Bir şeyi görmek için göze ihtiyacımız vardır ama, sadece maddesiyle gözün mevcudiyeti, görmemiz için kâfi ve yeterli değildir. Zirâ beyin, faaliyetini aralıksız ve arızasız devam ettirmedikçe göz, görme fonksiyonu eda edemez. Çünkü göz bir menfez, görme de beyne ait bir ameliyedir. Beyin için de durum bundan farklı değildir. O da, bünyesindeki bütün fakülteleri çalıştırabilmek için, merkezî bir sevk ü idare kuvvetine ve devamlı surette kumandayı elinde tutan bir kumandana muhtaçtır.

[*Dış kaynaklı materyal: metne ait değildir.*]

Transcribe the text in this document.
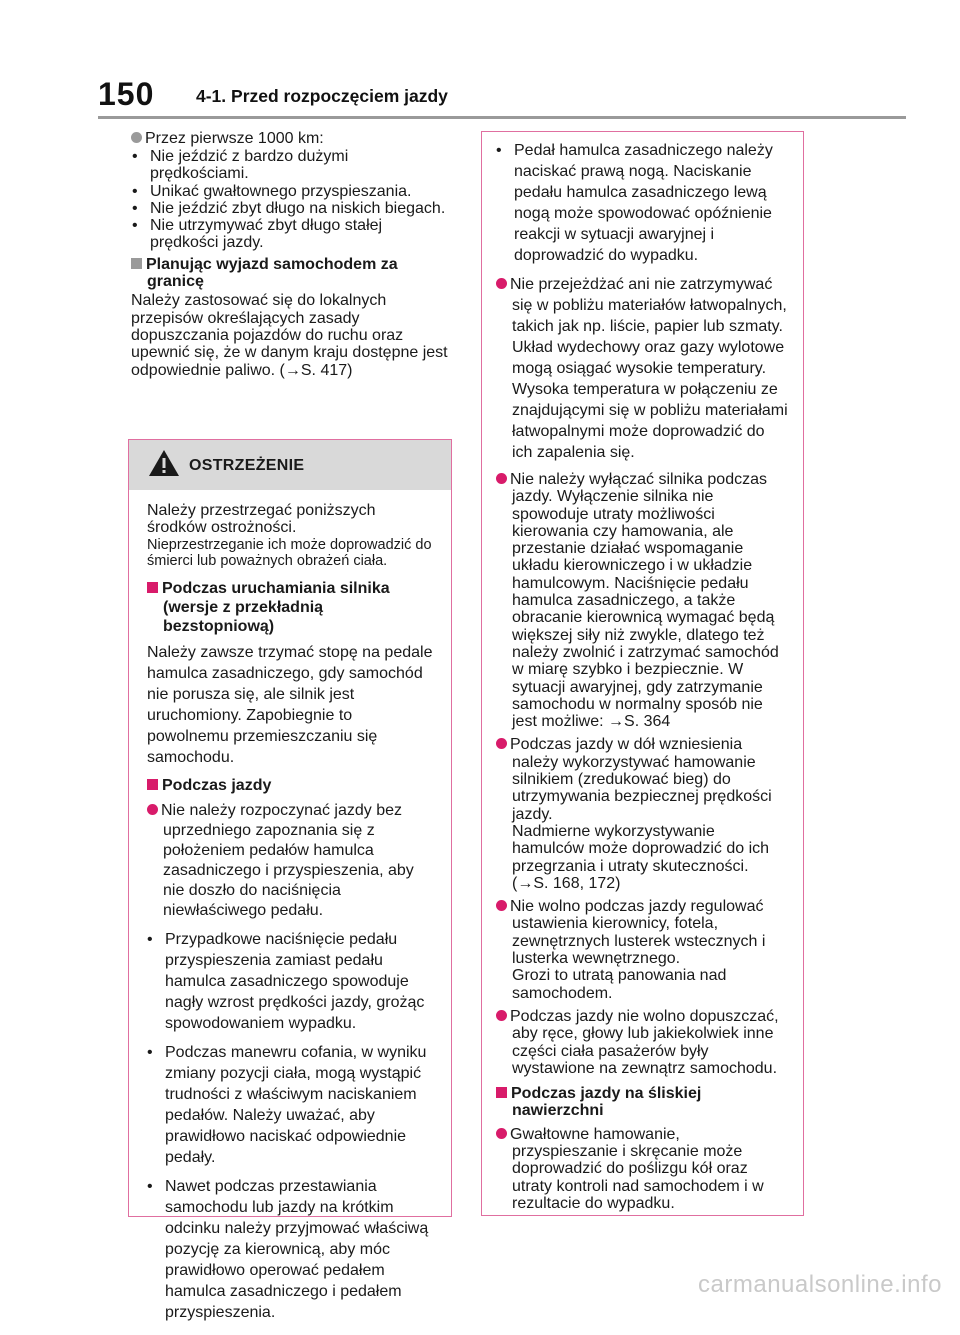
150 4-1. Przed rozpoczęciem jazdy

Przez pierwsze 1000 km:

• Nie jeździć z bardzo dużymi prędkościami.

• Unikać gwałtownego przyspieszania.

• Nie jeździć zbyt długo na niskich biegach.

• Nie utrzymywać zbyt długo stałej prędkości jazdy.

Planując wyjazd samochodem za granicę

Należy zastosować się do lokalnych przepisów określających zasady dopuszczania pojazdów do ruchu oraz upewnić się, że w danym kraju dostępne jest odpowiednie paliwo. (→S. 417)

OSTRZEŻENIE

Należy przestrzegać poniższych środków ostrożności.

Nieprzestrzeganie ich może doprowadzić do śmierci lub poważnych obrażeń ciała.

Podczas uruchamiania silnika (wersje z przekładnią bezstopniową)

Należy zawsze trzymać stopę na pedale hamulca zasadniczego, gdy samochód nie porusza się, ale silnik jest uruchomiony. Zapobiegnie to powolnemu przemieszczaniu się samochodu.

Podczas jazdy

Nie należy rozpoczynać jazdy bez uprzedniego zapoznania się z położeniem pedałów hamulca zasadniczego i przyspieszenia, aby nie doszło do naciśnięcia niewłaściwego pedału.

• Przypadkowe naciśnięcie pedału przyspieszenia zamiast pedału hamulca zasadniczego spowoduje nagły wzrost prędkości jazdy, grożąc spowodowaniem wypadku.

• Podczas manewru cofania, w wyniku zmiany pozycji ciała, mogą wystąpić trudności z właściwym naciskaniem pedałów. Należy uważać, aby prawidłowo naciskać odpowiednie pedały.

• Nawet podczas przestawiania samochodu lub jazdy na krótkim odcinku należy przyjmować właściwą pozycję za kierownicą, aby móc prawidłowo operować pedałem hamulca zasadniczego i pedałem przyspieszenia.

• Pedał hamulca zasadniczego należy naciskać prawą nogą. Naciskanie pedału hamulca zasadniczego lewą nogą może spowodować opóźnienie reakcji w sytuacji awaryjnej i doprowadzić do wypadku.

Nie przejeżdżać ani nie zatrzymywać się w pobliżu materiałów łatwopalnych, takich jak np. liście, papier lub szmaty.

Układ wydechowy oraz gazy wylotowe mogą osiągać wysokie temperatury. Wysoka temperatura w połączeniu ze znajdującymi się w pobliżu materiałami łatwopalnymi może doprowadzić do ich zapalenia się.

Nie należy wyłączać silnika podczas jazdy. Wyłączenie silnika nie spowoduje utraty możliwości kierowania czy hamowania, ale przestanie działać wspomaganie układu kierowniczego i w układzie hamulcowym. Naciśnięcie pedału hamulca zasadniczego, a także obracanie kierownicą wymagać będą większej siły niż zwykle, dlatego też należy zwolnić i zatrzymać samochód w miarę szybko i bezpiecznie. W sytuacji awaryjnej, gdy zatrzymanie samochodu w normalny sposób nie jest możliwe: →S. 364

Podczas jazdy w dół wzniesienia należy wykorzystywać hamowanie silnikiem (zredukować bieg) do utrzymywania bezpiecznej prędkości jazdy.

Nadmierne wykorzystywanie hamulców może doprowadzić do ich przegrzania i utraty skuteczności. (→S. 168, 172)

Nie wolno podczas jazdy regulować ustawienia kierownicy, fotela, zewnętrznych lusterek wstecznych i lusterka wewnętrznego.

Grozi to utratą panowania nad samochodem.

Podczas jazdy nie wolno dopuszczać, aby ręce, głowy lub jakiekolwiek inne części ciała pasażerów były wystawione na zewnątrz samochodu.

Podczas jazdy na śliskiej nawierzchni

Gwałtowne hamowanie, przyspieszanie i skręcanie może doprowadzić do poślizgu kół oraz utraty kontroli nad samochodem i w rezultacie do wypadku.

carmanualsonline.info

Evet beyin, hiçbir zaman kendini aşıp da, üstünde hükmünü sürdüren ruha, “Senin mahiyetini bilemiyorum, öyleyse sen yoksun” gibi bir hezeyanla karşılık verip küstahlaşamaz. Zira, beynin kendi üstündeki mükemmel gücü kavrayabilmesi için, elindeki o geçmez akçeleri, kifayetsiz sermayeyi, kıt, yetersiz materyali ve madde ile sınırlı duyularını aşarak, bilkuvve kendinde mevcut olan bütün cihazlarını kullanması gerekecektir ki, ancak bu suretle, iç içe girift binlerce çember içinden ve gittikçe büyüyen daireler arasından geçip, ruh gibi sahilsiz bir denizin mahiyetini kavrama sınırına yanaşabilsin. Bu ise, Halk Âlemi dediğimiz şu madde âlemi itibariyle mümkün değildir.
Ruh, mahiyeti anlaşılamadığından dolayı tarif de edilemez. Bu mes'elenin ifratı, ruhu inkâr, tefriti de, tıpkı bir madde gibi onu tarif etmeye kalkışmakdır.

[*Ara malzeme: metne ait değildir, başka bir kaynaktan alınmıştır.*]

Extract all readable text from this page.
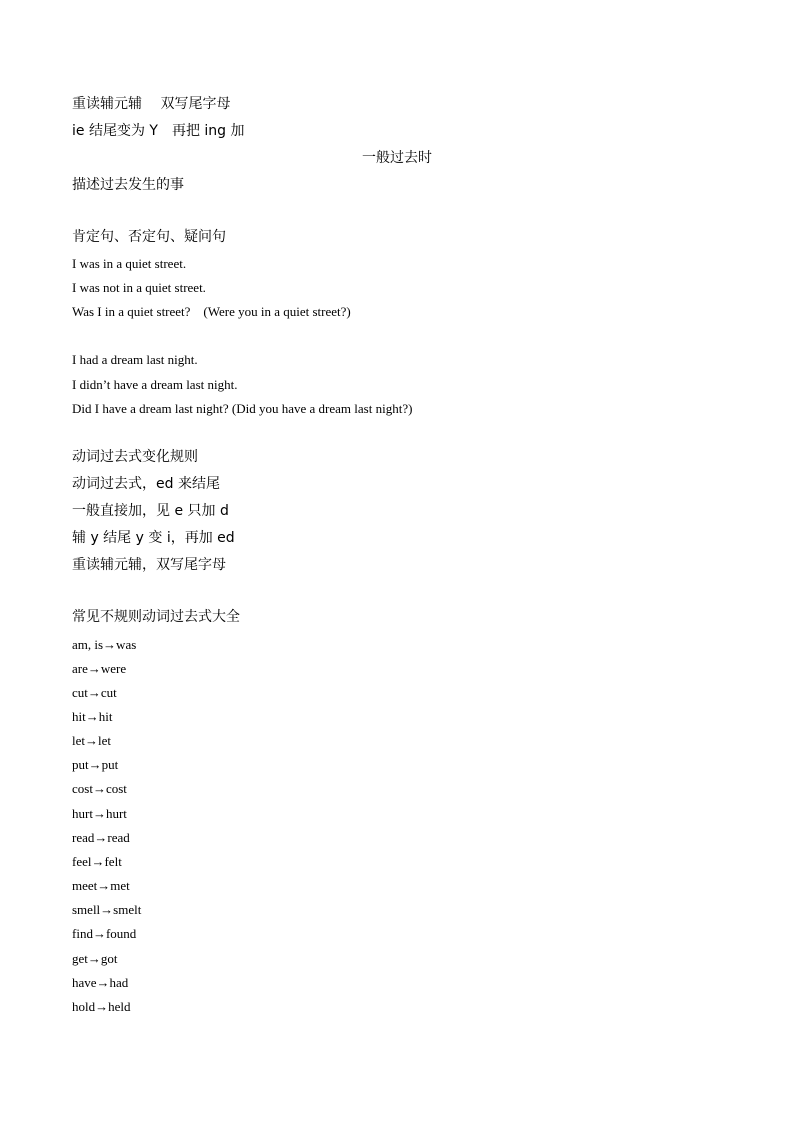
重读辅元辅　 双写尾字母
ie 结尾变为 Y　再把 ing 加
一般过去时
描述过去发生的事
肯定句、否定句、疑问句
I was in a quiet street.
I was not in a quiet street.
Was I in a quiet street?　(Were you in a quiet street?)
I had a dream last night.
I didn’t have a dream last night.
Did I have a dream last night? (Did you have a dream last night?)
动词过去式变化规则
动词过去式，ed 来结尾
一般直接加，见 e 只加 d
辅 y 结尾 y 变 i，再加 ed
重读辅元辅，双写尾字母
常见不规则动词过去式大全
am, is→was
are→were
cut→cut
hit→hit
let→let
put→put
cost→cost
hurt→hurt
read→read
feel→felt
meet→met
smell→smelt
find→found
get→got
have→had
hold→held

Ruh tarif edilemez, çünkü onu tarif etmek isteyecek olan insan, çoğu zaman kendi dünyasına ait eşya ve hâdiseleri dahi tarif etmekten acizdir. Söz gelimi, hayatında hiç bal yememiş bir insana, ne kadar usta bir edip de olsanız balı tarif edemez ve mücerret sözlerle ona balın verdiği hazzı veremezsiniz. Hayatında hiç gül veya karanfil koklamamış bir insana da bu iki çiçeğin kokusunu sırf tarifler çerçevesinde duyurmanız mümkün değildir.
Konuştuğunuz dili anlamayan bir insana bütün bir kitabı okusanız, o bundan bir tek harf dahi anlamayacaktır.
Bu durumda karşımıza çıkan hakikat şudur: Hakkında söylenenler ne olursa olsun, ruha sıhhatlı bir tarif getirmek mümkün olmadığı gibi, beşerî mâlumatla onu anlamak da mümkün değildir.
3. Bizde maddemizin sustuğu anda konuşan cevher, ruhtur:
Halk Âlem’inde dahi konuşmaların farklı farklı olduğu hepimizin mâlumudur. Burada konuşmadan maksadımız, insan dilinde açan hitap çiçeği değil, konuşma dahil her türden anlaşma ve haberleşme çeşididir. Çünkü her türlü anlatma tarzı, bir çeşit konuşmadır.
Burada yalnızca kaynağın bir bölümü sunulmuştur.